Margaret Ford’s victory was confirmed Tuesday night by the Birchwood Village office. They confirmed that Ford received 271 write-in votes and the two candidates on the ballot, James Nelson and Michael McKenzie, received 171 and 146 votes, respectively.
Ford, whose family has deep roots in the Birchwood Village community on the south shore of White Bear Lake, wanted to be on the ballot, but a family medical emergency forced him to cancel his plans. Only in September did the health problems become clear and Ford decided to continue his campaign.
He had by then met the deadline to get on the ballot, but bolstered his campaign with a group of supporters, the support of outgoing Mayor Mary Wingfield and the slogan “Together, Write Now.”
“It was really a grassroots source saying, ‘We want another option,'” Ford said.
Ford knocked on doors on weekends, and his campaign volunteers put up 50 outdoor signs in one night early on. This week they put up another 25.
Ford said he enjoyed meeting people on the weekends. Local residents told him they want more communication with City Hall, consensus on the use of green space, discussion of affordability and continued vigilance against traffic.
The leafy enclave of about 860 residents had a disastrous summer of traffic congestion caused by lengthy repairs and renovations to Highway 12/Wildwood Road. Drivers looking for a shortcut sometimes shot through Birchwood Village at high speeds, prompting city officials to erect traffic control signs and temporary one-way signs.
On election night, he didn’t know what to make of the incoming totals until he saw a report around 11 p.m. that more write-in votes had been cast than votes cast for either candidate on the ballot.
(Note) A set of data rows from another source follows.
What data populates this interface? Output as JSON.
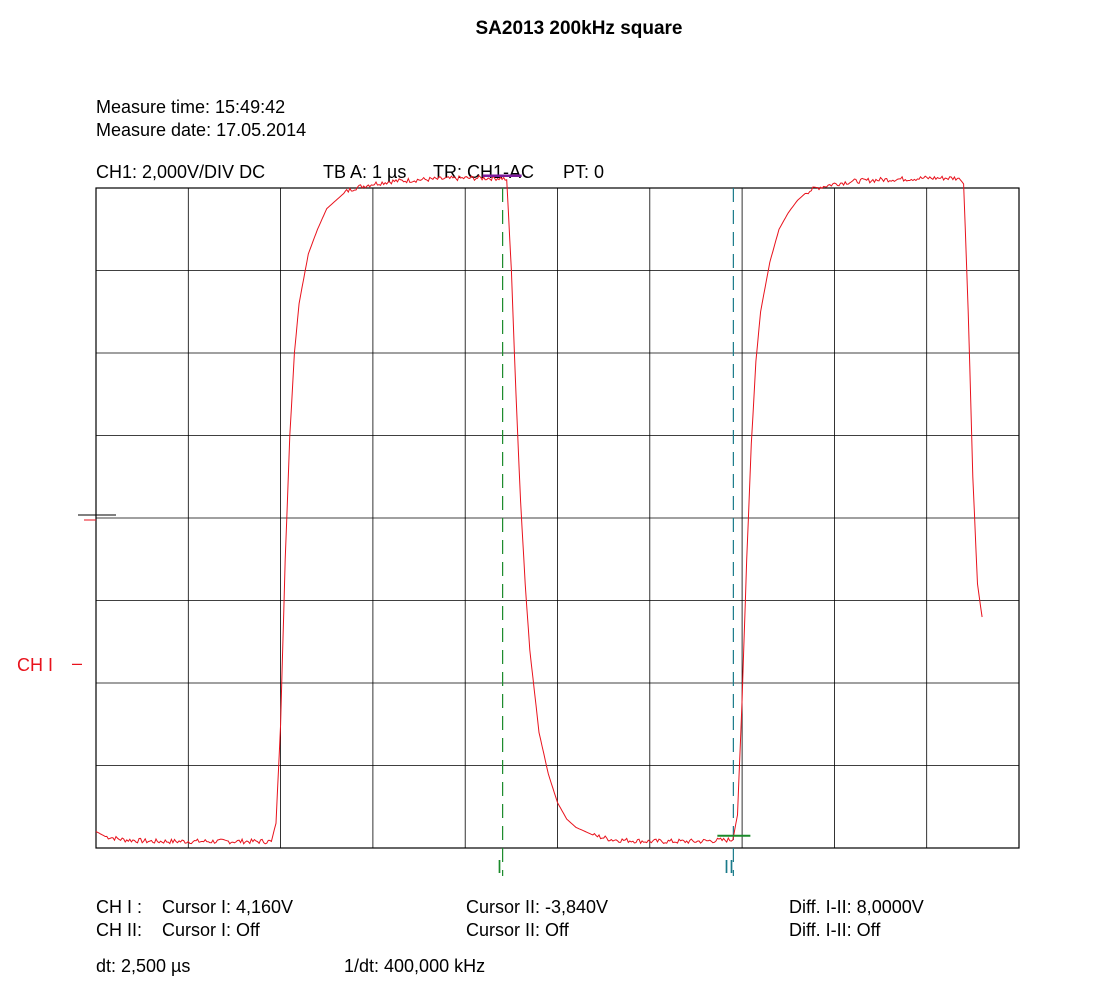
{
  "title": "SA2013 200kHz square",
  "measure_time": "Measure time: 15:49:42",
  "measure_date": "Measure date: 17.05.2014",
  "settings": {
    "ch1": "CH1: 2,000V/DIV DC",
    "tb": "TB A: 1 µs",
    "tr": "TR: CH1-AC",
    "pt": "PT: 0"
  },
  "channel_label": "CH I",
  "channel_marker": "–",
  "cursor_labels": {
    "c1": "I",
    "c2": "II"
  },
  "readouts": {
    "ch1_row": {
      "label": "CH I :",
      "cursor1": "Cursor I: 4,160V",
      "cursor2": "Cursor II: -3,840V",
      "diff": "Diff. I-II: 8,0000V"
    },
    "ch2_row": {
      "label": "CH II:",
      "cursor1": "Cursor I: Off",
      "cursor2": "Cursor II: Off",
      "diff": "Diff. I-II: Off"
    },
    "dt": "dt: 2,500 µs",
    "inv_dt": "1/dt: 400,000 kHz"
  },
  "colors": {
    "trace": "#e8121c",
    "cursor1": "#1a8a2a",
    "cursor2": "#1a7a8a",
    "cursor_marker": "#7a1a9a",
    "grid": "#000000"
  },
  "chart_data": {
    "type": "line",
    "title": "SA2013 200kHz square",
    "xlabel": "",
    "ylabel": "",
    "xlim": [
      0,
      10
    ],
    "ylim": [
      -4,
      4
    ],
    "x_unit": "µs",
    "y_unit": "V",
    "grid": true,
    "series": [
      {
        "values_x": [
          0,
          0.1,
          0.3,
          0.6,
          1.0,
          1.5,
          1.9,
          1.95,
          2.0,
          2.05,
          2.1,
          2.15,
          2.2,
          2.3,
          2.4,
          2.5,
          2.6,
          2.7,
          2.8,
          3.0,
          3.2,
          3.5,
          4.0,
          4.4,
          4.45,
          4.5,
          4.55,
          4.6,
          4.65,
          4.7,
          4.8,
          4.9,
          5.0,
          5.1,
          5.2,
          5.4,
          5.6,
          6.0,
          6.5,
          6.9,
          6.95,
          7.0,
          7.05,
          7.1,
          7.15,
          7.2,
          7.3,
          7.4,
          7.5,
          7.6,
          7.7,
          7.8,
          8.0,
          8.2,
          8.5,
          9.0,
          9.35,
          9.4,
          9.45,
          9.5,
          9.55,
          9.6
        ],
        "values": [
          -3.8,
          -3.86,
          -3.9,
          -3.92,
          -3.92,
          -3.92,
          -3.92,
          -3.7,
          -2.5,
          -0.5,
          1.0,
          2.0,
          2.6,
          3.2,
          3.5,
          3.75,
          3.85,
          3.95,
          4.0,
          4.05,
          4.08,
          4.1,
          4.12,
          4.12,
          4.1,
          3.0,
          1.5,
          0.2,
          -0.8,
          -1.6,
          -2.6,
          -3.1,
          -3.45,
          -3.65,
          -3.75,
          -3.85,
          -3.9,
          -3.92,
          -3.92,
          -3.9,
          -3.6,
          -2.2,
          -0.5,
          0.9,
          1.9,
          2.5,
          3.1,
          3.5,
          3.7,
          3.85,
          3.95,
          4.0,
          4.05,
          4.08,
          4.1,
          4.12,
          4.12,
          4.05,
          2.5,
          0.5,
          -0.8,
          -1.2
        ]
      }
    ],
    "cursors": {
      "cursor1_x": 4.4,
      "cursor2_x": 6.9,
      "cursor1_y": 4.16,
      "cursor2_y": -3.84
    }
  }
}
The unusual campaign caused confusion. The Star Tribune misstated one of the men on the ballot in its Nov. 11 edition before the write-in votes were released.
Before retiring in 2020, Ford was an attorney in private practice focusing on estate tax law.
Wingfield, who helped manage Ford’s campaign after he decided to retire from local politics, said he first met Ford a year ago when he was looking for volunteers.
“When I reached out to him, he said, ‘What can I do to help?’ He rolled up his sleeves. We were out there chopping sea buckthorn, hauling brush, cleaning the town, getting dirty to the max and when we finished he said, “What can I do next to help?” “
Wingfield said voters were skeptical that a write-in candidate could win. “We had to convince people that Margaret was a viable candidate.”
McKenzie, one of two candidates on the ballot, said Tuesday that she knew Ford was a great candidate after throwing her hat in the hat.
“It was well organized,” he said of his write-in campaign. The mayor’s support helped Ford a lot, McKenzie said, and in a small enclave like Birchwood Village, the outgoing mayor knows almost everyone.